Here are a few common problems and fixes I found on the net that have been helpful to us;

Standing up too soon causes the board to sink. Keep in mind that you really can't stand up too late. If you want to

ride around the whole lake in the original crouched position in which you started, you can certainly do that. Always

err on the side of caution and stand up later rather than sooner. If you're working hard to stand up, it's probably

too soon. Turning the board too soon will also often make the board sink.

Remember, wait until the board is on top of the water before you stand and turn the board.

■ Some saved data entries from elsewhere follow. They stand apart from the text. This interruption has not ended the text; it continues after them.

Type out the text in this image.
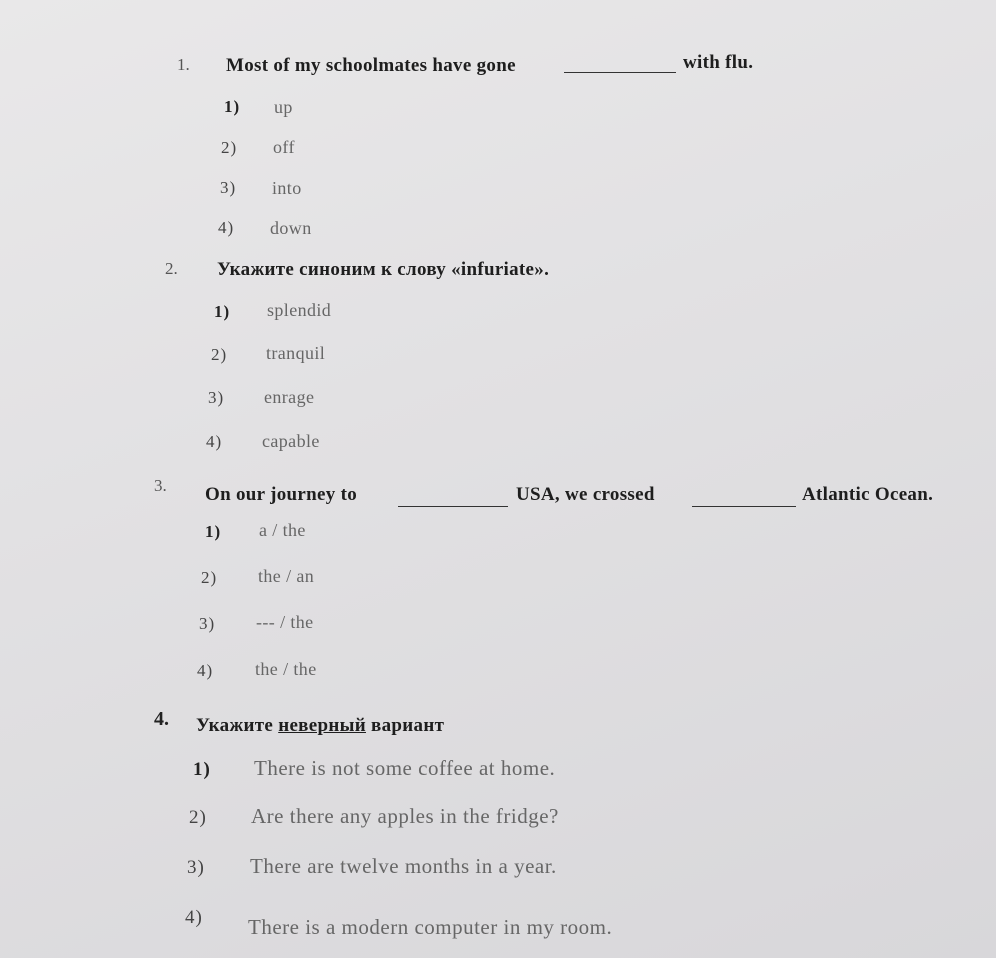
1. Most of my schoolmates have gone	with flu.
1) up
2) off
3) into
4) down
2. Укажите синоним к слову «infuriate».
1) splendid
2) tranquil
3) enrage
4) capable
3. On our journey to	USA, we crossed	Atlantic Ocean.
1) a / the
2) the / an
3) --- / the
4) the / the
4. Укажите неверный вариант
1) There is not some coffee at home.
2) Are there any apples in the fridge?
3) There are twelve months in a year.
4) There is a modern computer in my room.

Muscling your way up often results in the "bungee-effect," where the rope suddenly becomes a weapon

that you use to nail your friends in the boat with. So keep your arms straight and shoulders back

and let the boat pull you up.

Plowing through the water is murder on your back and you'll feel it the next day. When you're hanging on

and all that seems to happen is that water is pushing against the bottom of the board, thus stretching out

your arms by a couple of inches, there's a simple solution - Slightly point your toes. You see, what's happening

is that no water is getting under the board to lift it up. By pointing your toes, the board is put at a slight angle,

allowing for water to rush under it and, as a result, lift it up.

Being pulled out the front If you don't hold your shoulders back, they will roll forward. When they roll forward,

you'll lose leverage and get pulled right over the board.

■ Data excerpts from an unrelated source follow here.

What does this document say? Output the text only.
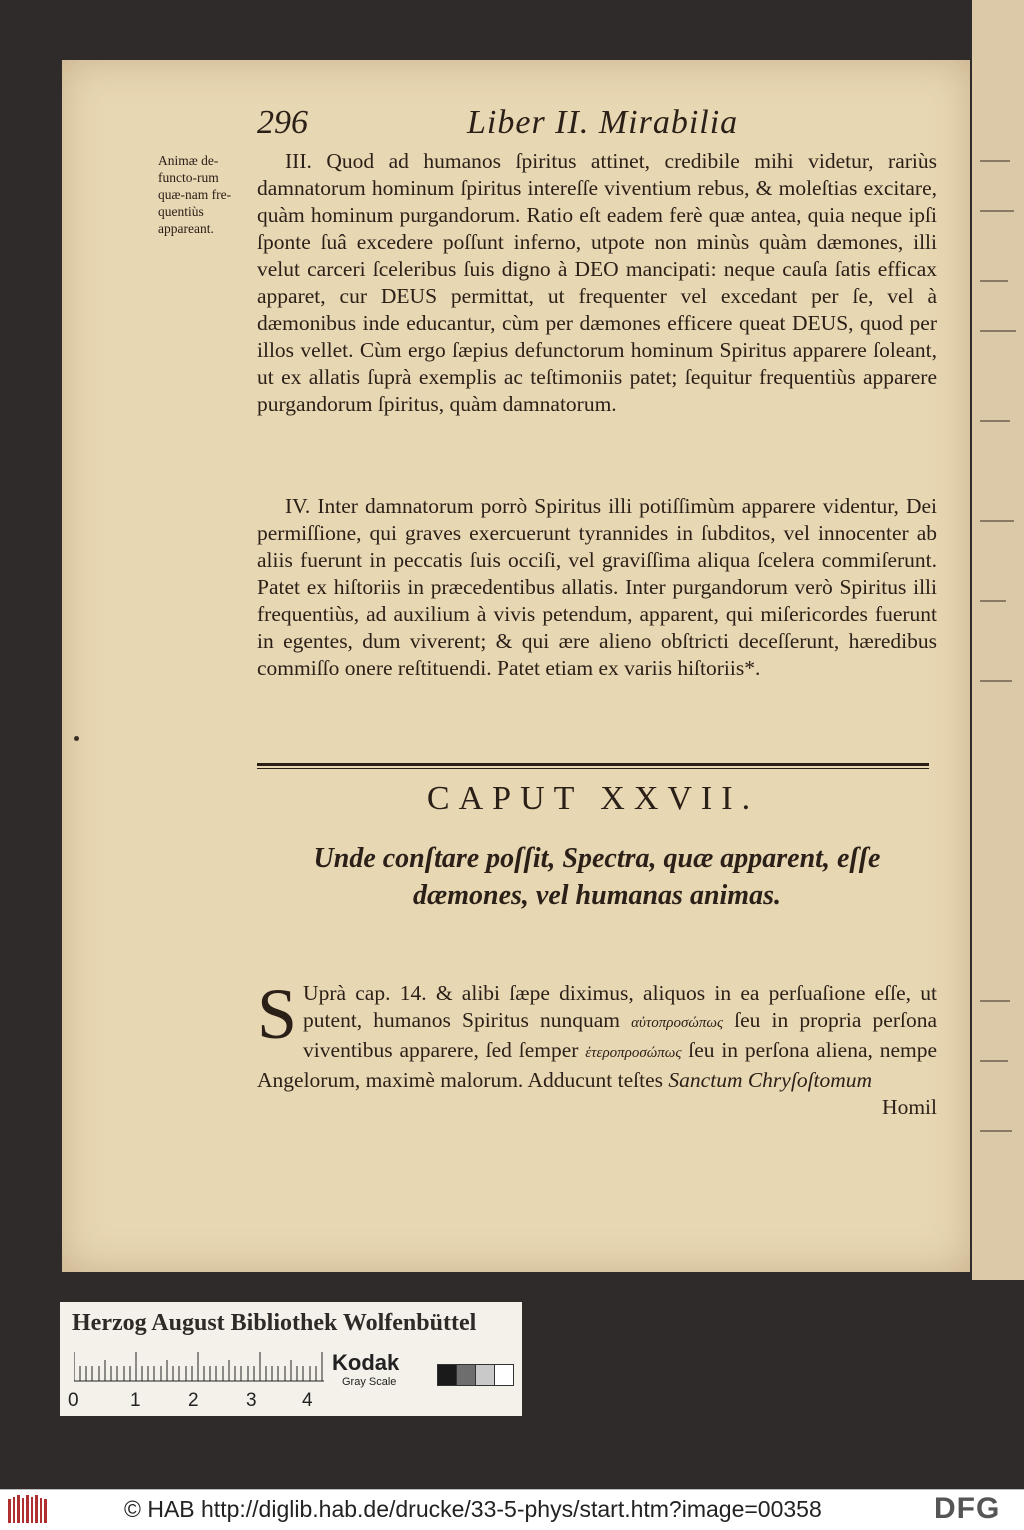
296	Liber II. Mirabilia
Animæ de-functo-rum quæ-nam fre-quentiùs appareant.
III. Quod ad humanos ſpiritus attinet, credibile mihi videtur, rariùs damnatorum hominum ſpiritus intereſſe viventium rebus, & moleſtias excitare, quàm hominum purgandorum. Ratio eſt eadem ferè quæ antea, quia neque ipſi ſponte ſuâ excedere poſſunt inferno, utpote non minùs quàm dæmones, illi velut carceri ſceleribus ſuis digno à DEO mancipati: neque cauſa ſatis efficax apparet, cur DEUS permittat, ut frequenter vel excedant per ſe, vel à dæmonibus inde educantur, cùm per dæmones efficere queat DEUS, quod per illos vellet. Cùm ergo ſæpius defunctorum hominum Spiritus apparere ſoleant, ut ex allatis ſuprà exemplis ac teſtimoniis patet; ſequitur frequentiùs apparere purgandorum ſpiritus, quàm damnatorum.
IV. Inter damnatorum porrò Spiritus illi potiſſimùm apparere videntur, Dei permiſſione, qui graves exercuerunt tyrannides in ſubditos, vel innocenter ab aliis fuerunt in peccatis ſuis occiſi, vel graviſſima aliqua ſcelera commiſerunt. Patet ex hiſtoriis in præcedentibus allatis. Inter purgandorum verò Spiritus illi frequentiùs, ad auxilium à vivis petendum, apparent, qui miſericordes fuerunt in egentes, dum viverent; & qui ære alieno obſtricti deceſſerunt, hæredibus commiſſo onere reſtituendi. Patet etiam ex variis hiſtoriis*.
CAPUT XXVII.
Unde conſtare poſſit, Spectra, quæ apparent, eſſe dæmones, vel humanas animas.
S Uprà cap. 14. & alibi ſæpe diximus, aliquos in ea perſuaſione eſſe, ut putent, humanos Spiritus nunquam αὐτοπροσώπως ſeu in propria perſona viventibus apparere, ſed ſemper ἑτεροπροσώπως ſeu in perſona aliena, nempe Angelorum, maximè malorum. Adducunt teſtes Sanctum Chryſoſtomum
Homil
Herzog August Bibliothek Wolfenbüttel
0	1 2 3 4
Kodak
Gray Scale
© HAB http://diglib.hab.de/drucke/33-5-phys/start.htm?image=00358	DFG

What if you got up alright, but just can't seem to stay up? Here are some common mistakes that

may be causing your problem...

The uncontrollable side slide is a precursor of the dreaded face plant. When the tail end of the board comes

sliding around so that the front tip is no longer pointed in the direction of the boat, but rather both your feet are

pointed at the boat, it is most often a result of not twisting at the waist and/or not keeping the handle at your lead hip.

Twisting at the waist keeps your shoulders facing the boat while your feet face the shore.

Again Being pulled out the front may also result in a face plant. The cause? Improper weight distribution

and/or leavingyour arms straight out in front of you. If you find that you are constantly being pulled forward,

consider putting a little more weight on your back foot. Ideally you'll want equal weight on both feet, but in

the beginning, until you are more comfortable on the board, you may want to think of placing 70% of your

weight on your back foot, and 30% on the front.

That is the jest of the main things we try to do and tell the new rider when trying their first deep water start.

We basically commit this stuff to memory because we often run into folks that want us to teach them to ride.

I am 56 and my memory isn't quite what it used to be so for me I have the info saved on my cell phone. I also have

some videos on my phone of the steps for deep water starts and an example of all the steps to show the newbie

in the boat after I finish with the talk/walk through.

This way I don't have to trust my memory and I don't miss covering anything with the new rider.

Good Luck, hope some of this stuff helps.